A new study by two Florida State University researchers found that when husbands and wives get more sleep than on an average night, they are more satisfied with their marriages, at least the following day.
The research was conducted by FSU Psychology Professor Jim McNulty and graduate student Heather Maranges.
“The universality of our findings is important,” Maranges said. “That is, we know all people need sleep. Regardless of the stage at which a couple is in their relationship or the cultural context in which they’re embedded, each member of the couple can be adversely affected by not getting enough sleep.”
The paper, “The Rested Relationship: Sleep Benefits in Marital Evaluations,” was published in the July issue of the Journal of Family Psychology.

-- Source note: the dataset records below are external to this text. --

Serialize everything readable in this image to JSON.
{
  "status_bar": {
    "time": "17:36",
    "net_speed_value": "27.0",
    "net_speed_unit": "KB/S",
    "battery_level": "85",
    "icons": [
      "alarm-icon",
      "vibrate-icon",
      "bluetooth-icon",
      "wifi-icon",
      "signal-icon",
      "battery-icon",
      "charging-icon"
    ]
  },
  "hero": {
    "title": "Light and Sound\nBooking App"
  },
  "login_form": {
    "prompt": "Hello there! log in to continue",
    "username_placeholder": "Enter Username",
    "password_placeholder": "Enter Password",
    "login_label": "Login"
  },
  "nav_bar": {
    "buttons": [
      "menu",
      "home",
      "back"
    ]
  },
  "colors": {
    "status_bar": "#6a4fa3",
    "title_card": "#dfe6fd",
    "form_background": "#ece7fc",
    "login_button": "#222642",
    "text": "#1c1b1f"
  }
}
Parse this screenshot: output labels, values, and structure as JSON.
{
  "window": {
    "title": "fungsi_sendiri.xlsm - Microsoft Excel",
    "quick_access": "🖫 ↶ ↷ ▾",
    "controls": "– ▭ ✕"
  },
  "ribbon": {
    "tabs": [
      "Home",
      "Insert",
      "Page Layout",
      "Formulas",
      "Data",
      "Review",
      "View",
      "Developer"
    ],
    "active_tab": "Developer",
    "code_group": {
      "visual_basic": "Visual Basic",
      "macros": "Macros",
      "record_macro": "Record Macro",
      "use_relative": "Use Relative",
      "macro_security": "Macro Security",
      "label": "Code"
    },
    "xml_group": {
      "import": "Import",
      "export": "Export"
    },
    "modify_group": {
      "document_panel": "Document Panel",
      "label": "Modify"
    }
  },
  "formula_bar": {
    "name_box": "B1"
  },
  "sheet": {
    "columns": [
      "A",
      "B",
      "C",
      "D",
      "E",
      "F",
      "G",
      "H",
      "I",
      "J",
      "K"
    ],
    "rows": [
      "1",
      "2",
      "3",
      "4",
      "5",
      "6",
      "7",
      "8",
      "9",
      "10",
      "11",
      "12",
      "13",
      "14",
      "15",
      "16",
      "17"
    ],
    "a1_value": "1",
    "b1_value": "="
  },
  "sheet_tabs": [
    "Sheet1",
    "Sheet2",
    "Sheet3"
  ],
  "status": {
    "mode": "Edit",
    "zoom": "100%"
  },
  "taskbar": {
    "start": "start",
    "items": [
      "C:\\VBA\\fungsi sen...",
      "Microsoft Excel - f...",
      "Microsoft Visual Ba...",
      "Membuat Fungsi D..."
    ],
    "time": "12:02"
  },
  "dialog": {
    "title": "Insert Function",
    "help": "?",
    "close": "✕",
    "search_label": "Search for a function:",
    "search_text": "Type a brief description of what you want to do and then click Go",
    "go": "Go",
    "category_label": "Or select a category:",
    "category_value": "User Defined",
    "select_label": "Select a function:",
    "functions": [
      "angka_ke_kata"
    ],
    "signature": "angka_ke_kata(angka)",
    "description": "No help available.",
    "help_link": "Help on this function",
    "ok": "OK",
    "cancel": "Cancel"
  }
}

It highlights the significance of sleep as it relates to self-regulation or self-control, which influences how married couples feel and think about their partner. Self-control requires energy that can be replenished when our bodies are in the resting period known as sleep. In other words, sleep offers self-regulatory benefits to relationships.
“Up to one-third of married or cohabiting adults report that sleep problems burden their relationship,” the researchers wrote in the paper.
Other sleep studies have indicated that even partial sleep deprivation can have harmful effects on processes that require self-regulation, like evaluating how you feel about your partner. However, results in this study revealed that differences between couples’ sleep durations was not associated with differences in marital satisfaction. That is, because one couple gets more sleep than another does not mean that the couple that experienced more sleep viewed their marriage more favorably.
Maranges and McNulty conducted their research with 68 newlywed couples. Over a seven-day period, couples recorded the number of hours they slept and then responded to two sets of questions on a scale of 1 (not satisfied at all) to 7 (extremely satisfied).
The first set measured overall relationship satisfaction, asking husbands and wives to respond to questions such as, “How satisfied were you with your marriage today?” The other set focused on relationship experiences in nine areas including chores, the amount of time spent together and conflict resolution.
Husbands especially were less negatively affected by bad experiences in those nine areas when they got more sleep. That is, sleep buffered the effects of specific negative events and evaluations on their broader, more general satisfaction with their marriages.
Until the study can be repeated for a wider variety of couples, the researchers said several factors limit the conclusions that can be drawn from their findings. For instance, the couples examined were primarily white, had been married less than six months and on average were 24 years old. They also said measures of sleep quality would provide more rigorous tests of the association between sleep and martial satisfaction.